Short and useless commit messages

I have been guilty of writing short, pointless, and completely useless commit messages [before]. Stoked by a recent thread on StackOverflow about the worst commit message that one has ever authored, I looked into the commit log for a project I have been working on and subsequently maintaining for the last one year. I had to learn git as it had been decided that git would be used for version control for the project. Git indeed has been used since the onset of the project, but during the first three quarters working on the project, due to my unfamiliarity with working with distributed version control and shameful lack of knowledge of how git worked and a growing misperception that git is overly complicated for beginners to distributed version control, I used git sparingly (in the sense that I did not commit regularly, nor did I use any of its more than simple features) and ham-handedly.
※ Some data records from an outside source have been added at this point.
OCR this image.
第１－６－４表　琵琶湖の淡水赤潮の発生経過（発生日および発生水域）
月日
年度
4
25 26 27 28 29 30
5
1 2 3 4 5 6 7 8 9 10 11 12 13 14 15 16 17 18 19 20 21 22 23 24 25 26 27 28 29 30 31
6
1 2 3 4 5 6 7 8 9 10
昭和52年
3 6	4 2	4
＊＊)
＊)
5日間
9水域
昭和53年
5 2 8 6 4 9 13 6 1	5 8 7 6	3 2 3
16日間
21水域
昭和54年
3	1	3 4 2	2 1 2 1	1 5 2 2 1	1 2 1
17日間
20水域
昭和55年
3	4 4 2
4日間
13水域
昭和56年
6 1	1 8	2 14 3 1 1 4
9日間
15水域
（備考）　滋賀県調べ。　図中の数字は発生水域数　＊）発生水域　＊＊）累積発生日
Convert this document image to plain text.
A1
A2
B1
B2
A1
Nevertheless, skimming through the commit log from since the very initial commit, I found the following gems:

  • minor changes
  • some brief changes
  • assorted changes
  • lots and lots of changes
  • another big bag of changes
  • lots of changes after a lot of time
  • LOTS of changes. period

Of course, the ever notorious “bug fixes” is also to be found at a lot of places.

On a happier note, since then, I have come to understand and utilise the full potential of git. And I no longer blurt out when authoring commit messages.